To date, the numbers of Rocío Monasterio are ascending. Four years ago, Vox in Madrid achieved fifth place, behind PSOE-M, PP, Ciudadanos and Más Madrid, while in the 2021 elections, the extreme right outvoted Unidas Podemos and Ciudadanos to rank fourth. Facing the 28 M, the surveys indicate that Monasterio and Vox could lose steam.
[See the complete list of Vox’s candidacy in Madrid]
The candidate of Podemos-Izquierda Unida-Alianza Verde Alejandra Jacinto is the successor of Pablo Iglesias. With him, this graduate in Law and Political Science and Administration entered the Assembly in 2021 as number four on the purple lists.
At 33 years old, Jacinto is a very active lawyer in the anti-eviction movement since 15M. She is a member of the Legal Commission of the Platform for People Affected by Mortgages (PAH) and of the Free Association of Lawyers of Madrid (ALA).
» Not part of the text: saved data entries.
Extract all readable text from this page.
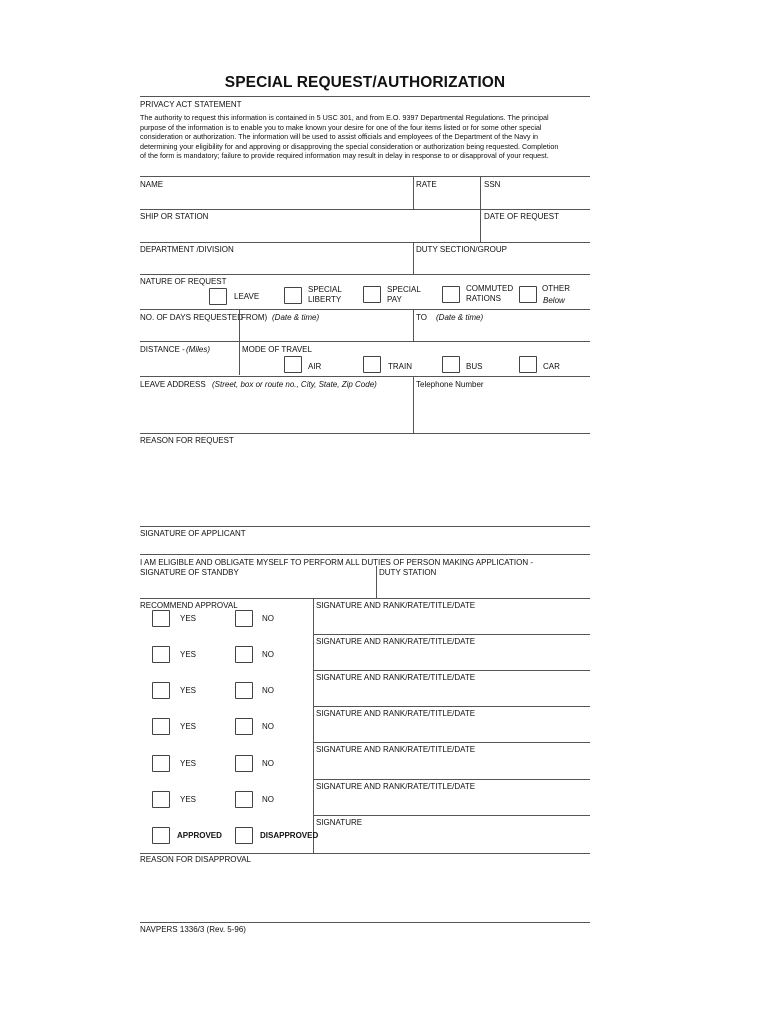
SPECIAL REQUEST/AUTHORIZATION
PRIVACY ACT STATEMENT
The authority to request this information is contained in 5 USC 301, and from E.O. 9397 Departmental Regulations. The principal
purpose of the information is to enable you to make known your desire for one of the four items listed or for some other special
consideration or authorization. The information will be used to assist officials and employees of the Department of the Navy in
determining your eligibility for and approving or disapproving the special consideration or authorization being requested. Completion
of the form is mandatory; failure to provide required information may result in delay in response to or disapproval of your request.
NAME	RATE	SSN
SHIP OR STATION	DATE OF REQUEST
DEPARTMENT /DIVISION	DUTY SECTION/GROUP
NATURE OF REQUEST
LEAVE
SPECIAL
LIBERTY
SPECIAL
PAY
COMMUTED
RATIONS
OTHER
Below
NO. OF DAYS REQUESTED
FROM) (Date & time)	TO (Date & time)
DISTANCE - (Miles)	MODE OF TRAVEL
AIR	TRAIN	BUS	CAR
LEAVE ADDRESS (Street, box or route no., City, State, Zip Code)	Telephone Number
REASON FOR REQUEST
SIGNATURE OF APPLICANT
I AM ELIGIBLE AND OBLIGATE MYSELF TO PERFORM ALL DUTIES OF PERSON MAKING APPLICATION -
SIGNATURE OF STANDBY	DUTY STATION
RECOMMEND APPROVAL	SIGNATURE AND RANK/RATE/TITLE/DATE
YES	NO
SIGNATURE AND RANK/RATE/TITLE/DATE
YES	NO
SIGNATURE AND RANK/RATE/TITLE/DATE
YES	NO
SIGNATURE AND RANK/RATE/TITLE/DATE
YES	NO
SIGNATURE AND RANK/RATE/TITLE/DATE
YES	NO
SIGNATURE AND RANK/RATE/TITLE/DATE
YES	NO
SIGNATURE
APPROVED	DISAPPROVED
REASON FOR DISAPPROVAL
NAVPERS 1336/3 (Rev. 5-96)
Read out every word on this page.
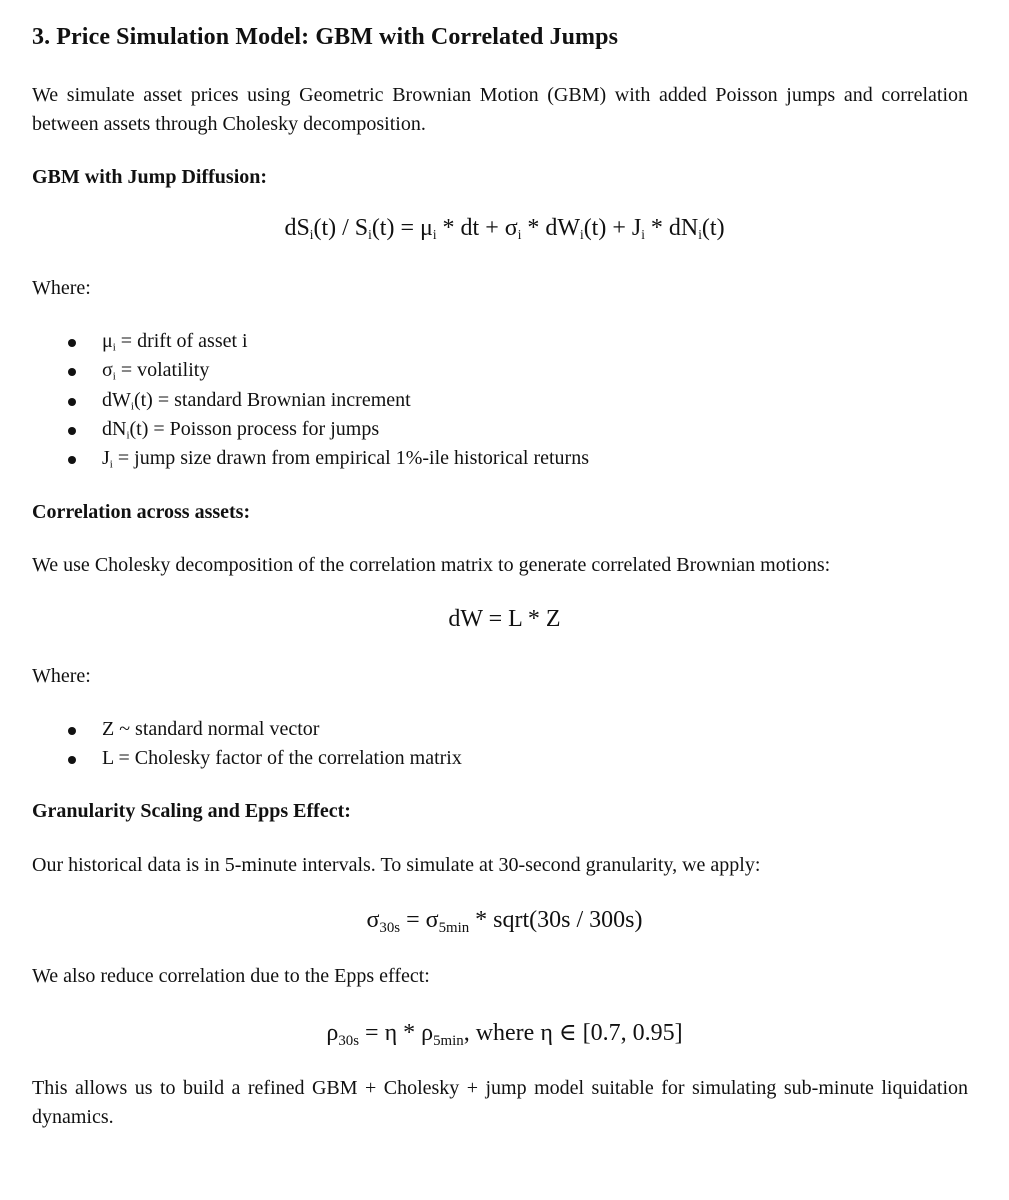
3. Price Simulation Model: GBM with Correlated Jumps

We simulate asset prices using Geometric Brownian Motion (GBM) with added Poisson jumps and correlation between assets through Cholesky decomposition.

GBM with Jump Diffusion:

$dS_i(t) / S_i(t) = \mu_i$ * dt + $\sigma_i * dW_i(t) + J_i * dN_i(t)$

Where:
$\mu_i$ = drift of asset i
$\sigma_i$ = volatility
$dW_i(t)$ = standard Brownian increment
$dN_i(t)$ = Poisson process for jumps
$J_i$ = jump size drawn from empirical 1%-ile historical returns
Correlation across assets:

We use Cholesky decomposition of the correlation matrix to generate correlated Brownian motions:

dW = L * Z

Where:
Z ~ standard normal vector
L = Cholesky factor of the correlation matrix
Granularity Scaling and Epps Effect:

Our historical data is in 5-minute intervals. To simulate at 30-second granularity, we apply:

$\sigma_{30s} = \sigma_{5min}$ * sqrt(30s / 300s)

We also reduce correlation due to the Epps effect:

$\rho_{30s} = \eta * \rho_{5min}$, where η ∈ [0.7, 0.95]

This allows us to build a refined GBM + Cholesky + jump model suitable for simulating sub-minute liquidation dynamics.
In this 28M campaign, the Madrid purples have displayed a huge canvas with a photograph of Isabel Díaz Ayuso’s brother and his candidate starred in a scuffle in the electoral debate when trying to give Ayuso a copy of ‘Morirán de forma undignidad’, a book written by the former Minister of Social Policies on the pandemic.
Based on the polls, Alejandra Jacinto’s challenge in 28M is to try to get United We Can to get enough votes so as not to have to disappear from the Assembly.
[See the complete list of the candidacy of Unidas Podemos in Madrid]
Elected in the party’s primaries despite not meeting the necessary guarantees last February, Araceli Gómez, known as Aruca, is in charge of ensuring that the forecasts of the 28M surveys are not met and that Ciudadanos can continue to have representation in the Assembly .
With a degree in Law and a diploma in Chinese Language and Culture, Gómez has been a deputy and councilor for Tres Cantos with the PP between 1999 and 2003. Later, in 2015, she made the leap to Ciudadanos, a formation with which the Toledo-born politician was adviser to the municipal group in the Madrid City Council.